Hence, reported purification methods in those cases have included: Our study, however, has shown that the extracellular protease interaccikn of Hf. These features made the application of the above purification techniques inadequate and, therefore, an alternative procedure had to be explored.

Hydrophobic Interaction Chromatography, HIC, has been seldom applied in the purification of halophilic enzymes [21, 39, 40, 49], in spite of its inherent advantage of combining gel hydrophobicity and salt concentration for the adsorption-elution phenomenon, that helps to resolve the separation of biomolecules on the basis of hidrovobica hydrophobicity [35].

The technique has been successfully applied, for example, by Kamekura and Seno [39] who were able to purify an extracellular protease from an unidentified strain of a halophilic archaebacterium on Butyl Toyopearl and Phenyl Sepharose. Unfortunately, they were not successful in the isolation and purification of a similar enzyme from Hf.
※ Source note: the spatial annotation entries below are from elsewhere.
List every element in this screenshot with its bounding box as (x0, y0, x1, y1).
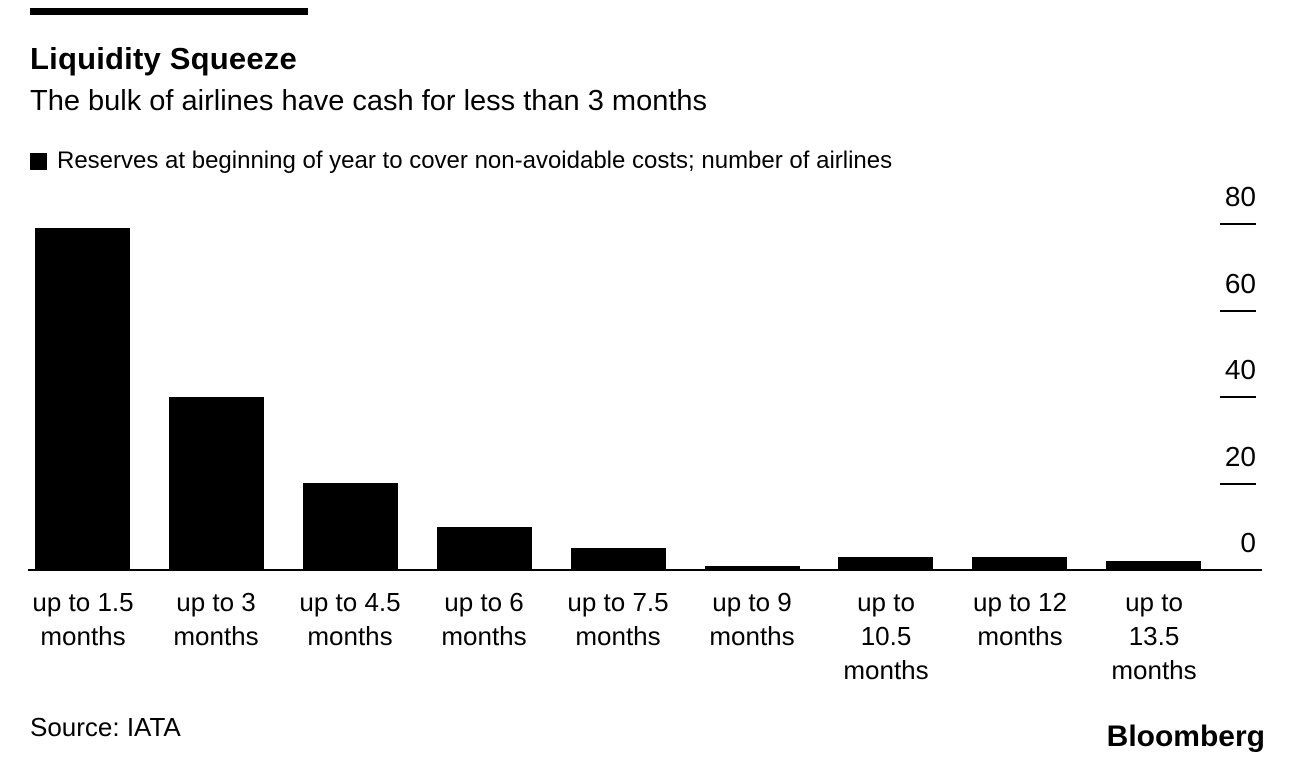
y-tick-label-20: 20 (1224, 441, 1256, 472)
bar-up-to-1.5-months (35, 228, 130, 570)
legend-marker-square-icon (30, 152, 47, 170)
y-tick-label-60: 60 (1224, 268, 1256, 299)
x-axis-line (28, 569, 1262, 571)
bar-up-to-6-months (437, 527, 532, 570)
x-label-up-to-7.5-months: up to 7.5 months (567, 587, 669, 651)
legend: Reserves at beginning of year to cover n… (30, 147, 892, 175)
y-tick-mark-60 (1220, 310, 1256, 312)
y-tick-label-40: 40 (1224, 354, 1256, 385)
x-label-up-to-13.5-months: up to 13.5 months (1111, 587, 1197, 685)
bar-up-to-4.5-months (303, 483, 398, 570)
bar-up-to-7.5-months (571, 548, 666, 570)
x-label-up-to-10.5-months: up to 10.5 months (843, 587, 929, 685)
source-note: Source: IATA (30, 712, 181, 742)
y-tick-mark-80 (1220, 223, 1256, 225)
y-tick-label-0: 0 (1240, 527, 1256, 558)
legend-label: Reserves at beginning of year to cover n… (57, 147, 893, 174)
chart-subtitle: The bulk of airlines have cash for less … (30, 85, 708, 117)
bar-up-to-9-months (705, 566, 800, 570)
x-label-up-to-9-months: up to 9 months (709, 587, 795, 651)
x-label-up-to-6-months: up to 6 months (441, 587, 527, 651)
x-label-up-to-12-months: up to 12 months (973, 587, 1067, 651)
x-label-up-to-1.5-months: up to 1.5 months (32, 587, 134, 651)
x-label-up-to-4.5-months: up to 4.5 months (299, 587, 401, 651)
bloomberg-logo: Bloomberg (1106, 720, 1265, 753)
bar-up-to-13.5-months (1106, 561, 1201, 570)
y-tick-mark-20 (1220, 483, 1256, 485)
chart-title: Liquidity Squeeze (30, 41, 297, 76)
x-label-up-to-3-months: up to 3 months (173, 587, 259, 651)
bar-up-to-12-months (972, 557, 1067, 570)
bar-up-to-10.5-months (838, 557, 933, 570)
top-rule (30, 8, 308, 15)
y-tick-label-80: 80 (1224, 181, 1256, 212)
bar-up-to-3-months (169, 397, 264, 570)
y-tick-mark-40 (1220, 396, 1256, 398)
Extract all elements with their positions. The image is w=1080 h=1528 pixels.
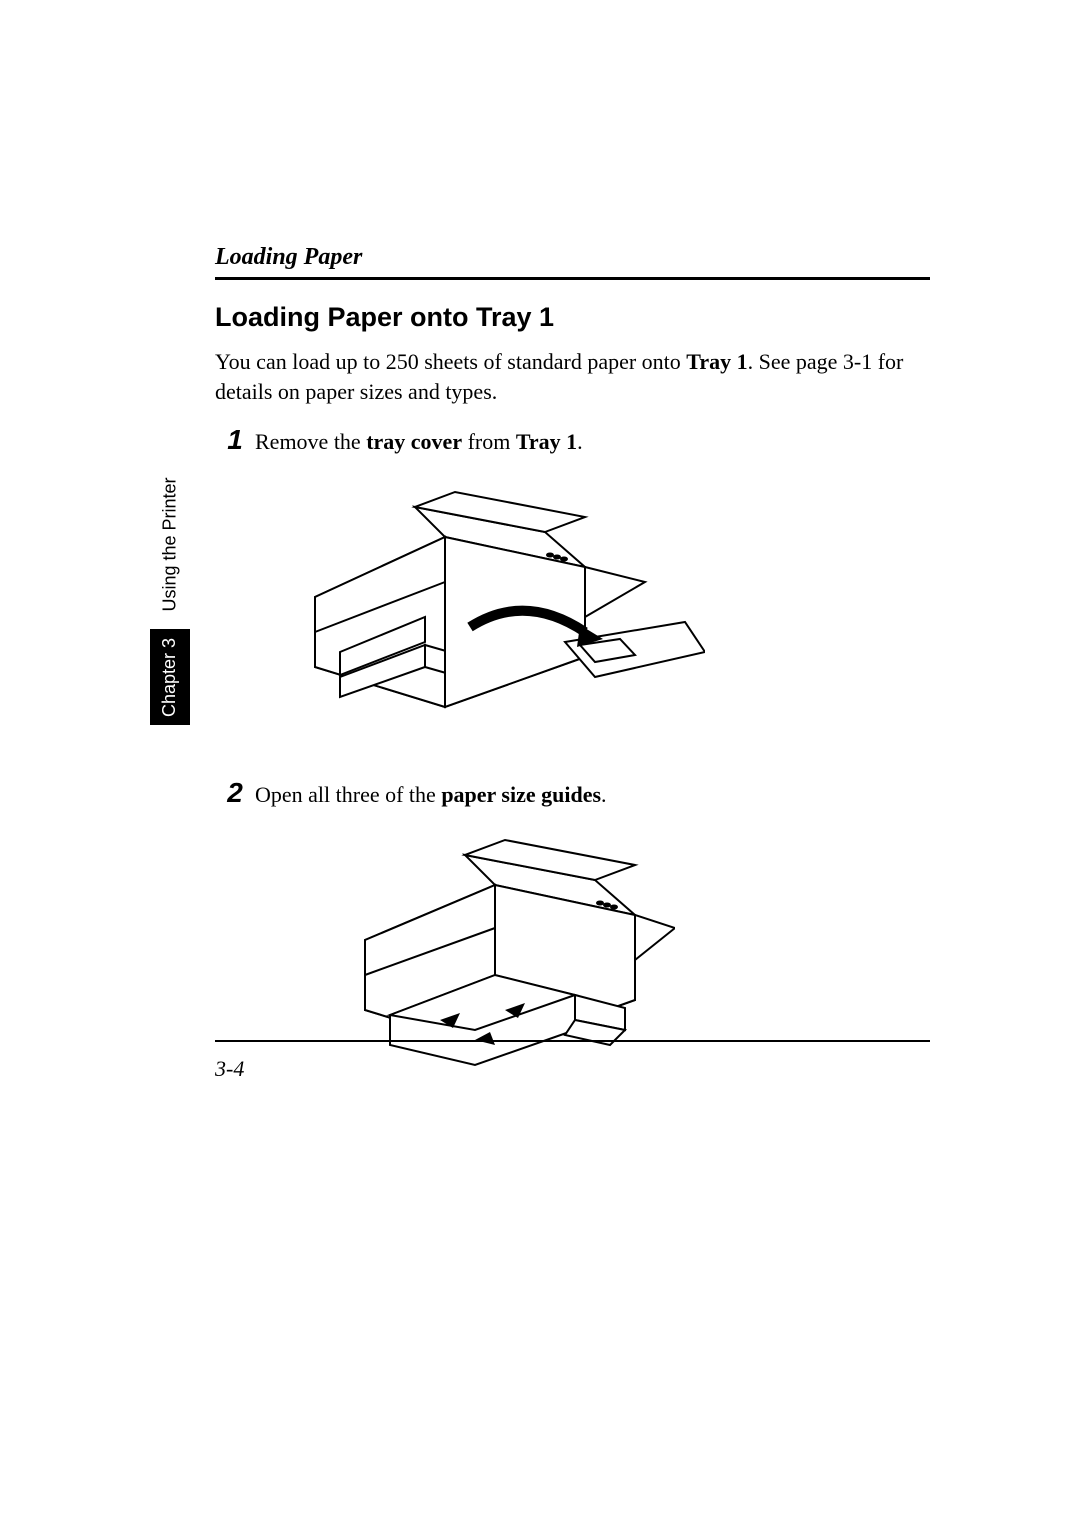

We may ascribe that failure to inappropriate experimental conditions to preserve enzyme activity. In our study we found that exposure of the culture supernatant of Hf. Mediterranei to different kinds of salts, including ammonium sulfate, resulted in a considerable loss of activity. Hence, the traditional salting-out protein purification and concentration procedure cannot be applied in this case.